Jürgen Klopp et Thomas Müller se sont envoyés des piques comme deux ados qui fument derrière le lycée. "Heureusement, c’est encore Julian Nagelsmann qui fait la composition – pour l’instant. Pour l’instant", a lancé Klopp au micro de MagentaTV, Müller lui a répondu en riant : "Kloppo, on est en juin. Toi, tu es déjà en septembre !"
L’ambiance était plutôt bon enfant. Mais un sentiment étrange persistait : le "fantôme" plaisantait-il sur l’avenir du sélectionneur le jour même du match d’ouverture ? Avant même que la Coupe du monde n’ait commencé ? Oui, on dirait bien.

Nagelsmann reste détendu
Ce genre de choses ne passe évidemment pas inaperçu. Le sélectionneur Nagelsmann l’a constaté lors de sa conférence de presse avant le premier match de l’Allemagne à Houston contre Curacao.
À la première question sur le sujet, il a répondu par une autre question. Mais lorsqu’un journaliste anglais a insisté, il a dû s’expliquer plus en détail. Que son successeur potentiel plaisante publiquement sur son avenir ne semblait toutefois pas le déstabiliser.

L’Allemagne compte tout simplement "beaucoup d’experts". Klopp et Müller sont aussi "des gars cool", a déclaré Nagelsmann : "Ils ont eu beaucoup de succès dans le monde du football. Ils peuvent parler de tout ce qu’ils veulent. C’est comme ça."
Avant-match : Allemagne vs. Curacao
Répartition des rôles explosive
La répartition des rôles pendant la Coupe du monde devrait continuer à alimenter les discussions dans les semaines à venir. Tandis que Nagelsmann doit s’imposer dans le vestiaire et sur le terrain d’entraînement, Klopp a la possibilité de commenter les événements avec le recul nécessaire.
Comment l’ancien entraîneur principal du Borussia Dortmund et du FC Liverpool va-t-il gérer d’éventuels revers ? Les critiques vont-elles se multiplier si la Mannschaft ne survole pas la phase finale avec des victoires écrasantes ? Klopp a-t-il déjà en tête de prendre bientôt la place de sélectionneur ?
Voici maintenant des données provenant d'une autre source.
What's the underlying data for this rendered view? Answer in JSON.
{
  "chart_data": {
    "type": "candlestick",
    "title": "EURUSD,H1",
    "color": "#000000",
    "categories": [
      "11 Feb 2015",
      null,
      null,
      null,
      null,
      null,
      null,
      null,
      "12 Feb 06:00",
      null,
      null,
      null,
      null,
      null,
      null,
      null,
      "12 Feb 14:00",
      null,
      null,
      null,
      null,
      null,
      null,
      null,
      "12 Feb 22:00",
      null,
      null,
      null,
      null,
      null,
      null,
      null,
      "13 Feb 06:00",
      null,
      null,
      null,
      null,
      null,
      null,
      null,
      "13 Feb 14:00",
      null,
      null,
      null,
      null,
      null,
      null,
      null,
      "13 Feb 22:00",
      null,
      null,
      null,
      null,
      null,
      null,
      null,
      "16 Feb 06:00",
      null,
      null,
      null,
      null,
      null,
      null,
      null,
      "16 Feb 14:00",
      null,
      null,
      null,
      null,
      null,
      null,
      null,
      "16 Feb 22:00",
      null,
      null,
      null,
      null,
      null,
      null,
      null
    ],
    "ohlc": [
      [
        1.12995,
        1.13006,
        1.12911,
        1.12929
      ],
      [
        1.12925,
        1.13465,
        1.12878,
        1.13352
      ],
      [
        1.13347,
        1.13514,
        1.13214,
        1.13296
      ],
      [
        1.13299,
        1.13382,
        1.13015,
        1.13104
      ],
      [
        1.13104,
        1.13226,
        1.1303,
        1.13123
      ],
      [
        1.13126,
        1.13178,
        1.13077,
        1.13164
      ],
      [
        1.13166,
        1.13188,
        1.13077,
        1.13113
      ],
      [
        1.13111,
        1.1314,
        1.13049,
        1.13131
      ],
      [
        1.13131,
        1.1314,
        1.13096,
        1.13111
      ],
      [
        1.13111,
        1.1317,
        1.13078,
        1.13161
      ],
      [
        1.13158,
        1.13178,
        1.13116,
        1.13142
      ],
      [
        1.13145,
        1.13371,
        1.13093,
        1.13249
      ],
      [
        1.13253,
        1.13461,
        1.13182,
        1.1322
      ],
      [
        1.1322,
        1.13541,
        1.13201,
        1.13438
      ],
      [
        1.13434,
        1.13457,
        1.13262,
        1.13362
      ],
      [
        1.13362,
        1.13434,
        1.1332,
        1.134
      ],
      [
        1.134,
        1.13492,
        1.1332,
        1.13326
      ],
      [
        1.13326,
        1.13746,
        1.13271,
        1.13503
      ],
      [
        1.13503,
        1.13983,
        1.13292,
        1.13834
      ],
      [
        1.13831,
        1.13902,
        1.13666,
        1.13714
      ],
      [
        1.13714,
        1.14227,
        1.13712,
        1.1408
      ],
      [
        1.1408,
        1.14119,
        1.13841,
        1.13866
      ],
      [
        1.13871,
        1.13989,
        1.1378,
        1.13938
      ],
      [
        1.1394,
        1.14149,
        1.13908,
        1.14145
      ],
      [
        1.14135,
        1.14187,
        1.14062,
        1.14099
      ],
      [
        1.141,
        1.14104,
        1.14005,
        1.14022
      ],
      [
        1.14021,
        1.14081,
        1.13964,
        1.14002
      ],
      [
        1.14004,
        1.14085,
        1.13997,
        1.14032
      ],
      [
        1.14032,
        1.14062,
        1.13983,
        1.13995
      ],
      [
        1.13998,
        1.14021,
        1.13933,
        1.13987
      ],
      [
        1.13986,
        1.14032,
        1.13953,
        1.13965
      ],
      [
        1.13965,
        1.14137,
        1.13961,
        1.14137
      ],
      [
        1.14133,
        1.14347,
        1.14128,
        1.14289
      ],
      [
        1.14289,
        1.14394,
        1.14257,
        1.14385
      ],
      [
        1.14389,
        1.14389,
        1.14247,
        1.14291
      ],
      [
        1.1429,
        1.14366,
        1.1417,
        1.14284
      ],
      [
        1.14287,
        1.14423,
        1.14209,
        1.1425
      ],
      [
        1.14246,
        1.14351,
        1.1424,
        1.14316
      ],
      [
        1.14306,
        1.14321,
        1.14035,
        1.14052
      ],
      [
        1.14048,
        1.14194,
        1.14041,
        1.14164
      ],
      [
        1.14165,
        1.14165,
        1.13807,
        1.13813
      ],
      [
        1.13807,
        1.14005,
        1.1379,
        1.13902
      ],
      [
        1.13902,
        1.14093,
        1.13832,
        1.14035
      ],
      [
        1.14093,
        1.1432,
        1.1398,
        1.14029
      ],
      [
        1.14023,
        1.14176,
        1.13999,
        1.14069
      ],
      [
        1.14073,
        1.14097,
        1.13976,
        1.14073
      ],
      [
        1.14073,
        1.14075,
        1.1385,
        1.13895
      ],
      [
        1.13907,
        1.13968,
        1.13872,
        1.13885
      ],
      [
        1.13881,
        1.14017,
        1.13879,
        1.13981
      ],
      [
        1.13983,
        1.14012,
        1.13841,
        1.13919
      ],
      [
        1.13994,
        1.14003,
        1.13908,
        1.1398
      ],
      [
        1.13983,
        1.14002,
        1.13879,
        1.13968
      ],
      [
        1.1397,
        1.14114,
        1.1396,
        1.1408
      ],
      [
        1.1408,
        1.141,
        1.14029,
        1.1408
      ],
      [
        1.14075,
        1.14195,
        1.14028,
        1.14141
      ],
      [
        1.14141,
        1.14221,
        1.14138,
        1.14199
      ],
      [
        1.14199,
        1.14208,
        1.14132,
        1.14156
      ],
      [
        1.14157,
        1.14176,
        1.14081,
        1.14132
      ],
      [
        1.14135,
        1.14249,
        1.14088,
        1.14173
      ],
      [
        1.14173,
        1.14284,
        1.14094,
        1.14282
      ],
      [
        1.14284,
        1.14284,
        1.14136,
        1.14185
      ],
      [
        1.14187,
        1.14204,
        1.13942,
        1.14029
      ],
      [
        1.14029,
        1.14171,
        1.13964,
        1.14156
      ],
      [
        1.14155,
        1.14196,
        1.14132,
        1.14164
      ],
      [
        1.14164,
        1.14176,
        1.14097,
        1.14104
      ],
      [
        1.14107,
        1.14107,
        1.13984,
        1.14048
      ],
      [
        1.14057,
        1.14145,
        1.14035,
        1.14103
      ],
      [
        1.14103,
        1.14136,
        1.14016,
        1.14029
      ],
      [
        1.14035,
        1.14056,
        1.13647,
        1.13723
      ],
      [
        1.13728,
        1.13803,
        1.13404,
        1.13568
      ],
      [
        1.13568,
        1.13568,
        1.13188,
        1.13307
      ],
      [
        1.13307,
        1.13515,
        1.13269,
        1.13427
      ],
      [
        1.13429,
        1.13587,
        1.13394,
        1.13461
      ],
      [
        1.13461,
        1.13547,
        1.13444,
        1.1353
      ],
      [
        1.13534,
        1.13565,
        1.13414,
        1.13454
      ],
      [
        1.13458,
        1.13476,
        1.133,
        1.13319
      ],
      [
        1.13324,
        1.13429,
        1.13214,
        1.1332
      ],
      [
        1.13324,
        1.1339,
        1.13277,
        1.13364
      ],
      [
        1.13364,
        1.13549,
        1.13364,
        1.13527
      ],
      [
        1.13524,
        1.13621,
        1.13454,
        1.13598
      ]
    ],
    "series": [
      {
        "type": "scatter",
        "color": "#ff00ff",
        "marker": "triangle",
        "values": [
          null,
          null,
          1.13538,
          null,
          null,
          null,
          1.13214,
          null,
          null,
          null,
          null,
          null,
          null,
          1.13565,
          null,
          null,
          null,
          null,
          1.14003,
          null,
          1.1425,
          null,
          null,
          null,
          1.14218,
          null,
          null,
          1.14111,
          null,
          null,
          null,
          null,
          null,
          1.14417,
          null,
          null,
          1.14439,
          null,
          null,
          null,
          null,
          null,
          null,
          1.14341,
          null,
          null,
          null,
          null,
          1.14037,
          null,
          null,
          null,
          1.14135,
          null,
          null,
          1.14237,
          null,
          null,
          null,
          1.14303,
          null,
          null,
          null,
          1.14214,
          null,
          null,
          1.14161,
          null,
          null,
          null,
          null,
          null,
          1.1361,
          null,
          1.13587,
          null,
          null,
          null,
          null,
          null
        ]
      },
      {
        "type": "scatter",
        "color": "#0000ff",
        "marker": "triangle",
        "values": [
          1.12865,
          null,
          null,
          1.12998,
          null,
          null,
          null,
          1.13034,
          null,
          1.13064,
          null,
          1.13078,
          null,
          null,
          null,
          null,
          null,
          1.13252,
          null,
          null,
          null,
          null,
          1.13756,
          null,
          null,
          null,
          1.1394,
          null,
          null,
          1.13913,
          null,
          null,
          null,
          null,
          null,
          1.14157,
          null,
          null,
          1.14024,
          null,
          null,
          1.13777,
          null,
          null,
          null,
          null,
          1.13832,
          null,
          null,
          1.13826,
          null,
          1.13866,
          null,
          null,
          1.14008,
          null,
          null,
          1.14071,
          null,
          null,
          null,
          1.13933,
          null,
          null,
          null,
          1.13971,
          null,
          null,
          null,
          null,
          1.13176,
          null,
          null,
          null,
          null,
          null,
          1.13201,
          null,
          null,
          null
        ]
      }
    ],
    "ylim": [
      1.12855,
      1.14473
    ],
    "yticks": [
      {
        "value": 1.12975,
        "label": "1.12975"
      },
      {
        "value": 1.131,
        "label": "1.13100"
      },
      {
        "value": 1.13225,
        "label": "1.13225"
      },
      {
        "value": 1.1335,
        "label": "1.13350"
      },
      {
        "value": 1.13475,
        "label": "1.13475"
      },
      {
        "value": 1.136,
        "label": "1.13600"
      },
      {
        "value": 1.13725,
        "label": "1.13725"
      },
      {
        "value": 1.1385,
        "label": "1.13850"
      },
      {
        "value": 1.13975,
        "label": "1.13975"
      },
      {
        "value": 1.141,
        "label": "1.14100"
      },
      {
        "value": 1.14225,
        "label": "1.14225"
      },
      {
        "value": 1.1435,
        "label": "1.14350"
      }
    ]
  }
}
Pour l’instant, Jürgen Klopp ne se laisse pas tenter. Son agent Marc Kosicke a toutefois déjà évoqué ouvertement des offres de la Fédération allemande de football (DFB) – avant même que Nagelsmann ne s’installe sur le banc. Son contrat court d’ailleurs jusqu’en 2028 – il sera donc toujours en vigueur en septembre.